О том, что происходило во время прорыва через Эну, рассказал Блюментритт: «Во время этого наступления было принято только одно важное стратегическое решение. Когда танковый корпус Гудериана прорвался через французский фронт и вышел в район между Сен-Дизье и Шомоном на верхней Марне, встал вопрос, какое из трех направлений следует выбрать: повернуть ли на восток, через плато Лангра к швейцарской границе, чтобы отрезать французские армии в Альсаке, или лучше двигаться на юго-восток через плато к Дижону и Лиону, чтобы добраться до Средиземного моря и помочь итальянцам перейти через Альпы, а может, повернуть на юго-запад, к Бордо, чтобы отрезать путь французским армиям, отступающим из района Парижа к Луаре и за нее. Заранее были подготовлены три коротких радиосообщения».
В случае если Гудериана направят по первому маршруту, следующая справа танковая группа Клейста, форсировав Эну, пойдет по второму и третьему. К тому моменту французские армии распадались и были почти разбиты, так что немцы могли позволить себе разделить свои силы.
Гудериан уже шел по тылу «линии Мажино», когда 14 июня группа армий «Ц» Лееба вступила в бой, нанеся удар по этому знаменитому барьеру. Примечательно, что немцы не отважились на его прямую атаку, пока он не был ослаблен; даже после этого их попытки носили характер зондирования. Основная атака была предпринята 12-м корпусом Хейнрици (1-я армия) возле Путтлингена к югу от Саарбрюкена, тогда как еще одна атака шла в сотне миль южнее, на участке 7-й армии, где в районе Кольмара она переправилась через Рейн.

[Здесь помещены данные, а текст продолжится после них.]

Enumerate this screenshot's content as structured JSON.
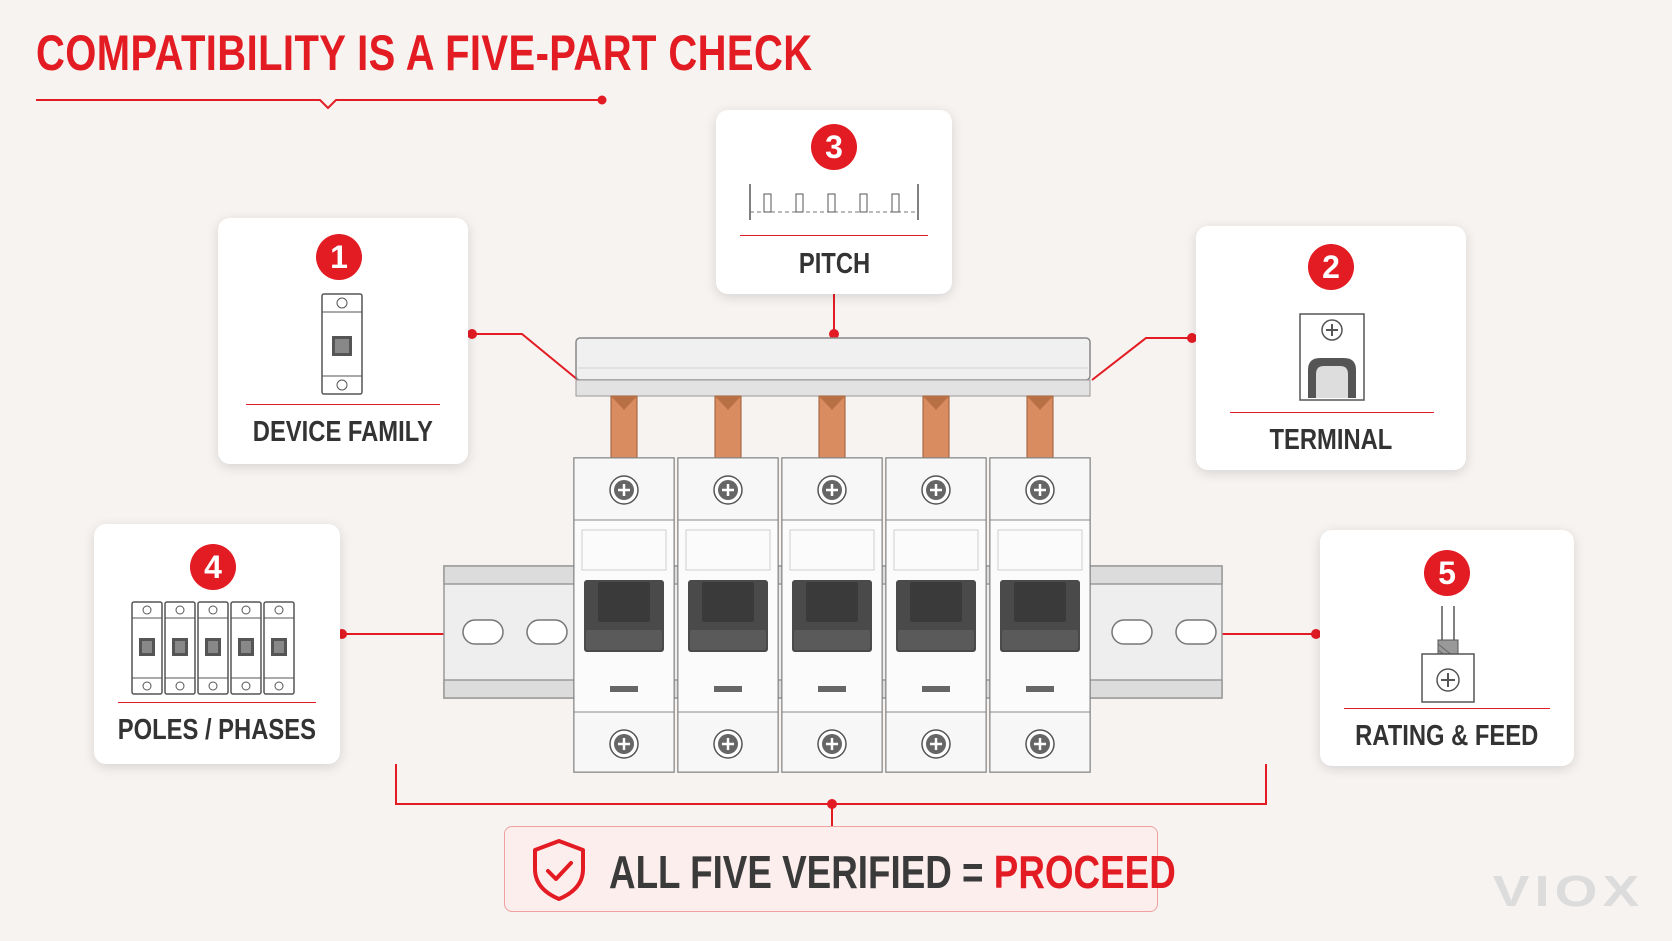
{
  "title": "COMPATIBILITY IS A FIVE-PART CHECK",
  "cards": {
    "device_family": {
      "number": "1",
      "label": "DEVICE FAMILY"
    },
    "terminal": {
      "number": "2",
      "label": "TERMINAL"
    },
    "pitch": {
      "number": "3",
      "label": "PITCH"
    },
    "poles_phases": {
      "number": "4",
      "label": "POLES / PHASES"
    },
    "rating_feed": {
      "number": "5",
      "label": "RATING & FEED"
    }
  },
  "verify": {
    "main": "ALL FIVE VERIFIED",
    "eq": " = ",
    "proceed": "PROCEED"
  },
  "logo": "VIOX",
  "colors": {
    "accent": "#e31b23",
    "copper": "#d98c5f",
    "handle": "#4a4a4a",
    "background": "#f6f3f1"
  }
}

Хейнрици сказал мне, что прорыв линии продолжался 12 часов, но в последующей беседе признался, что попытка прорыва была предпринята уже после того, как оборона стала слабее, и французы отступали. «Четырнадцатого мои войска вступили в жестокий бой на двух участках. Пятнадцатого я приказал продолжать атаку, а в полночь мне принесли перехваченное сообщение французов, из которого следовало, что защитникам „линии Мажино“ приказано отступать. Так что на следующий день мы не столько атаковали, сколько преследовали».